Thursday, December 17, 2015

September 14, 2009: "I didn't know what time it was"

A major challenge in listening to very new (as in less than twenty years old) compositions is that the very strategies that define beginning, middle, and end have become subject to experimentation.  Thus, when each of the seven performers in Luciano Chessa's "Inkless Imagination V, for Emile Norman" are widely separated and performing from under a personal shroud, the only cues that indicate temporal progress must be strictly auditory.  Hearing (and seeing) this work for the first time, it was not easy to acquire a sense of structure.  However, Chessa recognized the comic element in his conception;  and the evident sense of a light touch did much to make the experience more accessible, while the listener was still left to puzzle out just what the "journey" of this composition was.

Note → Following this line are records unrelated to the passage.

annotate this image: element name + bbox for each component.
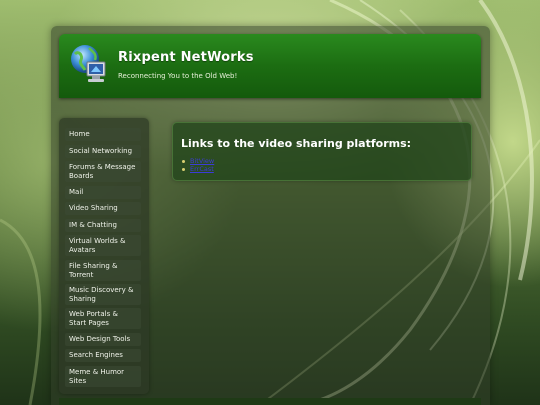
content-panel: Links to the video sharing platforms: Bi… — [172, 122, 472, 181]
sidebar-nav: Home Social Networking Forums & Message … — [59, 118, 149, 394]
link-list: BitView ErrCast — [181, 157, 214, 173]
sidebar-item-web-portals[interactable]: Web Portals & Start Pages — [65, 308, 141, 329]
sidebar-item-mail[interactable]: Mail — [65, 186, 141, 199]
page-title: Links to the video sharing platforms: — [181, 137, 412, 150]
sidebar-item-file-sharing[interactable]: File Sharing & Torrent — [65, 260, 141, 281]
link-errcast[interactable]: ErrCast — [190, 165, 214, 173]
footer-strip — [59, 398, 481, 405]
sidebar-item-meme-humor[interactable]: Meme & Humor Sites — [65, 366, 141, 387]
sidebar-item-music-discovery[interactable]: Music Discovery & Sharing — [65, 284, 141, 305]
sidebar-item-forums[interactable]: Forums & Message Boards — [65, 161, 141, 182]
globe-computer-icon[interactable] — [69, 42, 109, 88]
bullet-icon — [182, 167, 185, 171]
sidebar-item-web-design-tools[interactable]: Web Design Tools — [65, 333, 141, 346]
sidebar-item-im-chatting[interactable]: IM & Chatting — [65, 219, 141, 232]
site-tagline: Reconnecting You to the Old Web! — [118, 72, 238, 80]
sidebar-item-search-engines[interactable]: Search Engines — [65, 349, 141, 362]
list-item: ErrCast — [181, 165, 214, 173]
site-title[interactable]: Rixpent NetWorks — [118, 50, 254, 65]
sidebar-item-home[interactable]: Home — [65, 128, 141, 141]
sidebar-item-social-networking[interactable]: Social Networking — [65, 145, 141, 158]
bullet-icon — [182, 159, 185, 163]
list-item: BitView — [181, 157, 214, 165]
sidebar-item-video-sharing[interactable]: Video Sharing — [65, 202, 141, 215]
site-header: Rixpent NetWorks Reconnecting You to the… — [59, 34, 481, 98]
link-bitview[interactable]: BitView — [190, 157, 214, 165]
sidebar-item-virtual-worlds[interactable]: Virtual Worlds & Avatars — [65, 235, 141, 256]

The members of sfSoundGroup seem to be quite comfortable with this light touch.  The compositions and improvisations they perform always seem to be of an accessible duration.  Their performance of Chessa's composition last night in Studio B of the ODC Dance Commons was but one example of that "audience-friendly" touch.  In another case Harrison Birtwistle's "An Interrupted Endless Melody," an oboe solo (performed by Kyle Bruckmann) was set to two different piano accompaniments (played by Christopher Jones).  We could thus orient to the highly accessible melody line and listen to it in two difference settings.  John Ingle's alto saxophone improvisation began with an exploration of his instrument's capacity to summon non-standard sounds;  but, from that acoustic terra incognita, deconstructed fragments of "I Didn't Know What Time it Was" gradually emerged and advanced the performance, almost as if the performance was gently twitting those of us listening for temporal strategies.

It was also interesting that the evening should conclude with a "classic" by Iannis Xenakis, "Anaktoria," another performance in which the sound itself matters more than the notes.    According to the program notes, this work was custom-made to the individual members of the octet that first performed it, drawing upon their respective capacities for eliciting special acoustic effects.  The 1969 date of this composition makes it practically venerable.  Yet the strategy of fitting a composition to the exploratory capacity of the performer goes back at least as far as the relationship between Louis Krasner and Alban Berg when the latter was composing his violin concerto.  Thus, the acoustic adventures of the evening come from a distinguished history.  Still, to draw upon one of John Cage's puns, it was a celebratory night of happy new ears.